Pacto pressupõe negociação entre atores que têm força e querem coisas
distintas. Mas todos os principais atores políticos da Nova República já estão
neutralizados em seu risco de mudança. Os que não querem a mesma coisa não têm
mais como transformar seu desejo em ação.
Assim, como não há mais linha de tolerância a respeitar, o outrora
impensável pode ser mostrado, desde que sirva para desestabilizar o governo de
plantão.
Por exemplo, foi como um sindicato de gângsteres que o Congresso
Nacional e seu presidente agiram na semana passada ao convocar, para uma CPI de
fantasia, a advogada de defesa de denunciantes da Operação Lava Jato, a fim de
intimidá-la.
De toda forma, só uma política gangsterizada pode aceitar que o
presidente da Câmara seja um indiciado a usar seu cargo para, pura e
simplesmente, intimidar a Justiça, como se estivesse na Chicago dos anos 1930.
Dilma acreditava ainda estar na Nova República ao rifar seu governo para
economistas liberais. Seu cálculo era: “Se eu garantir que não haverá nenhuma
mudança drástica de rota, serei preservada no governo”. Esse raciocínio, no
entanto, não serve mais.
Como é, atualmente, indiferente saber quem está no governo, pois todos
sabem que nenhuma mudança drástica de rota virá, a rifa de Dilma não garantirá
sua sobrevida.
Em um contexto de crise dessa natureza (e, antes de ser econômica, a
crise brasileira é política, é a marca do fim de uma era política) a única
solução realmente possível é caminhar ao que poderíamos chamar de “grau zero da
representação”.
Não há, hoje, mais atores políticos no Brasil.

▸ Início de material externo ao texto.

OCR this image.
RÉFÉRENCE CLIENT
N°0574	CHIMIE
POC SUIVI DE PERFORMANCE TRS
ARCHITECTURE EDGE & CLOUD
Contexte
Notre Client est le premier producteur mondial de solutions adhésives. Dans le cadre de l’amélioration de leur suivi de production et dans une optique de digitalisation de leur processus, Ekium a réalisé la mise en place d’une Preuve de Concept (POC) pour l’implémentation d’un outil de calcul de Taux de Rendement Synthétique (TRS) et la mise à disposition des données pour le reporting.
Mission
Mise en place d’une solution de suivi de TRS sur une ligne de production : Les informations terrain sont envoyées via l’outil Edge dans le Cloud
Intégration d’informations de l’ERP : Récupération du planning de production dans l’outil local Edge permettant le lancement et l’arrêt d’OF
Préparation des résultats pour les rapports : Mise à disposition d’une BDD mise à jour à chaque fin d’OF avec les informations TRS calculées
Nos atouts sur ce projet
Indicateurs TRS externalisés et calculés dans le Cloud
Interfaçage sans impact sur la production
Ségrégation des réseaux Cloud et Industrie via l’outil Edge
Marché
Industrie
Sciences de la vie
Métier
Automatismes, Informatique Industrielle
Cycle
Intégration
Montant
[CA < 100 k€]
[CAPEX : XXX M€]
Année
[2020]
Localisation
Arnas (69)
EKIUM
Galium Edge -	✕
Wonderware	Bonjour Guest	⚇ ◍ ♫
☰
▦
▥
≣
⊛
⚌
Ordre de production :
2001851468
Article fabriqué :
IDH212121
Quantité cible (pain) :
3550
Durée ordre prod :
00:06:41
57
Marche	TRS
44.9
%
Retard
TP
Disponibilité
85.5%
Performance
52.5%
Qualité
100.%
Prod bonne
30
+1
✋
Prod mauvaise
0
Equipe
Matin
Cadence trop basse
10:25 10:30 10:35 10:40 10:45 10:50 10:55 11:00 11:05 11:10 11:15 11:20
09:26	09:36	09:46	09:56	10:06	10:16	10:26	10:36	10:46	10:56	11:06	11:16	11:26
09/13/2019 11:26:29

Os principais foram
testados e falharam, e é desonestidade intelectual acreditar que uma simples
troca de presidente mudará algo. Por isso, o poder instituinte precisa se
apresentar diretamente, com o mínimo de representação possível. Ao
apresentar-se enquanto tal, o poder instituinte pode impulsionar um processo de
constituição de novos atores e novas formas.
O parlamentarismo tem a possibilidade de convocação de eleições em
situações de crise. O presidencialismo brasileiro precisaria de tal
flexibilidade para, no caso, convocar eleições gerais, tendo em vista, entre
outros objetivos, a dissolução deste Congresso e a convocação de uma assembleia
constituinte capaz de refundar a institucionalidade política nacional.
Assembleia para a qual poderiam se apresentar candidatos independentes,
fora de partidos políticos, com controle estrito do poder econômico. A saída da
crise não se dará por meio de conchavos de bastidores, mas pela radicalização
da democracia. Como já se disse antes, há horas que você precisa deixar os
mortos enterrarem seus mortos e seguir outro caminho.
http://blogdojuca.uol.com.br/2015/08/deixe-os-mortos-enterrarem-seus-mortos/
Não consigo ver saída... Nem com a dissolução deste Congresso e a convocação de uma assembleia. Os atores serão sempre os mesmos.